Children aged 14 and under will enter free of charge and dog owners can once again bring their four legged family members to the Suffolk Show when the gates of Trinity Park open on May 28 and 29 next year.
That’s the word from Bill Baker, the new honorary show director, who earlier today (Tuesday) announced the good news – the first, he hinted, of several introductions to the annual two day event. “Apart from being the county’s biggest occasion for agriculture and business, the Suffolk Show is a true family day out. We want to enable as many families as possible to be able to attend and experience all the county has to offer,” he said.
“The family is our biggest audience and we need to make the Show not only the best quality day out for them, but also make it financially possible,” he said. “Times are tough for everyone. By allowing children to enter free, and incorporating even more participatory events for families to enjoy together, their day will be a fun, value for money experience.

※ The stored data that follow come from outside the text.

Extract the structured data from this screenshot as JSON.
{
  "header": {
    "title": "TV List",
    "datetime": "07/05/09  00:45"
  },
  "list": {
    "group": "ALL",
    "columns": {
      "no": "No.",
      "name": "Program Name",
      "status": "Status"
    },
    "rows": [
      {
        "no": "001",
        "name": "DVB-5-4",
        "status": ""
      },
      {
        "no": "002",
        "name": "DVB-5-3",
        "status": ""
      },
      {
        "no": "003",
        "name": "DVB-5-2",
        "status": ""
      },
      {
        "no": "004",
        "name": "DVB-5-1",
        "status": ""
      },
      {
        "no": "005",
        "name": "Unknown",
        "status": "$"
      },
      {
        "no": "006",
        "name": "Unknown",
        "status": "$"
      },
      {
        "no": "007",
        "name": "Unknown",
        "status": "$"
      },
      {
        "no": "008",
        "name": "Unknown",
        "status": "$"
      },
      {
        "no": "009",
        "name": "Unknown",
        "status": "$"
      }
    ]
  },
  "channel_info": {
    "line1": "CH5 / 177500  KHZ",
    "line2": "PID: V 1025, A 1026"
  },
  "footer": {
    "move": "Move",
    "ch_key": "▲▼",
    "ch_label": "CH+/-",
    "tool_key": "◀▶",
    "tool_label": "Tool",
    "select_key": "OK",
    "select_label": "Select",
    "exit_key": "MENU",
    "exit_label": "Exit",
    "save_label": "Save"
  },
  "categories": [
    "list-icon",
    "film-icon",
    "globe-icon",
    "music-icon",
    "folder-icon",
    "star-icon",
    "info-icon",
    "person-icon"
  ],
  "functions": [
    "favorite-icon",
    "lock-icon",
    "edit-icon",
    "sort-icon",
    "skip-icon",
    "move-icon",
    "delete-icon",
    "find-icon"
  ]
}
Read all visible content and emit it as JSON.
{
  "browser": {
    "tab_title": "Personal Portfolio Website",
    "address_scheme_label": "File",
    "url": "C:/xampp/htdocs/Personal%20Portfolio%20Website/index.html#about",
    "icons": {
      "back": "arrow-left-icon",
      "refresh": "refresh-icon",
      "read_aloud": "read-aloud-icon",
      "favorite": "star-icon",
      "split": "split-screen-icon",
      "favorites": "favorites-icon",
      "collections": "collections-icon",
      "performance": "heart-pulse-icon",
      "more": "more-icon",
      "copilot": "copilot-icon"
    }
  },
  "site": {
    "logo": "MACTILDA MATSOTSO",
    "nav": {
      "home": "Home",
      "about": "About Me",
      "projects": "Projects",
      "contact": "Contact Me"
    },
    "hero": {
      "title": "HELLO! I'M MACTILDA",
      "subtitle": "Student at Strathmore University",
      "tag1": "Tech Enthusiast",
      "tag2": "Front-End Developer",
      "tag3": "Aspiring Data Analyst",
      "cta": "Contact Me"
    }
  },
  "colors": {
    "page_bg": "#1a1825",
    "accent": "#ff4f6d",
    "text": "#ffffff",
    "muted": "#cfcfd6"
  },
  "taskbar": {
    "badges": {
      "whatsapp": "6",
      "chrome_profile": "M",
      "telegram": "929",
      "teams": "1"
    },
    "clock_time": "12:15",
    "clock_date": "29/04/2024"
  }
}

“During the past couple of months my show committee and I have discussed what it is we are offering and what makes a great family experience and the needs of today’s family during a day out. We have looked at the options and agreed our new ticketing policy is family friendly.
“Several families wrote following last years’ show to say they hadn’t attended for a couple of years, but couldn’t believe how much they could see and do without having to spend extra money once they had paid the gate price. Last year Anglia TV filmed a family around the show and highlighted the activities they enjoyed with little additional spend. One visitor sent pictures of her three grandchildren sitting in the grandstand transfixed by the grand parade, and said the pleasure and happiness on their faces at seeing and being so close to the animals made the day worthwhile.
“Our plan is to increase these interactive and hands-on areas. I will be making exciting announcements in the New Year about plans for the new “discovery” areas for 2014.
“It is worth remembering that the Suffolk Agricultural Association’s primary objective as a charity is to help connect people of all ages with agriculture, food and farming. We do not exist to make profits, and indeed the show does not make a profit. Our aim is to create a stimulating environment that enables visitors to relate to how and where food is grown, equip them to make informed buying and eating decisions, and gain a greater understanding of the countryside and rural activities. This includes showcasing the business side at work and attracting the hundreds of tradestands advising or selling equipment, clothing, food and drink and other products for the home and garden.
“During my eight years as chairman of our School Farm and Country Fair, which is held for 4,000 7-9 year olds every April, I saw at first hand children’s hunger to explore and their excitement in discovering life in the countryside and origins of their food. It reminded me, a father of two and stepfather to three, of a child’s delight in getting their hands dirty whether it be composting, making bread, milking cows or goats, planting seeds or even sausage making and cooking. By introducing this free entry, all the family can benefit in this kind of learning and creative experience together – something many had a taste of in the Cook with Me Kids cooking with lamb feature introduced for the first time in the Farminanglia marquee last year.”
“And of course dogs are “workers” and integral to the countryside as well as part of the family. When we made the decision not to allow dogs three years ago it was for genuine reasons. But we always said we would review the situation, which we have. Together with other senior stewards and members, I have visited other shows, talked to their organisers and watched dogs and owners enjoying a happy day out. As an Association we have taken seriously the emails, telephone calls, comments through the social media from dog owners alongside looking at the layout and how we can accommodate them. Dog owners have expressed their disappointment at being unable to attend because dogs are not welcome. Now they need not stay away.
“The decision to welcome dogs back to the Show will involve improving facilities for them, for example more watering points, pooper bins and perhaps even looking at further areas of shade. In this way hopefully it will be more comfortable for everyone.
“All dogs will have to be kept on a lead at all times. There will be areas where they will not be permitted namely the Adnams Food and Drink Experience, Food Theatre and demonstration areas and the members, vice-presidents, directors, and sponsors enclosures and lawns. Our website will give greater detail nearer to the Show dates.
“I want to ensure the Show is truly family friendly and also a worthwhile enjoyable experience for all our visitors, tradestand holders and exhibitors. It must meet its objective to communicate and educate our visitors on all the countryside and agriculture offers in this county and connect them with food production.”
In addition to those aged 14 and under entering free, there is a new price point for tickets for 15-18 year olds who will be charged £5 if purchased in advance (before midnight on May 26) and £10 on the gate.
Adult tickets, which were held at 2012 prices last year, will cost £20 if purchased in advance, an increase of £2, and £25 on the gate. Concessions and seniors will cost £18, again a £2 uplift, and £22 respectively.
“We feel that even at these prices, tickets represent good value for money, especially if bought in advance either online or by telephone. The gate opens at 7.30am on the first day and the day’s programme extends well into the early evening with live music at no extra charge,” Bill added.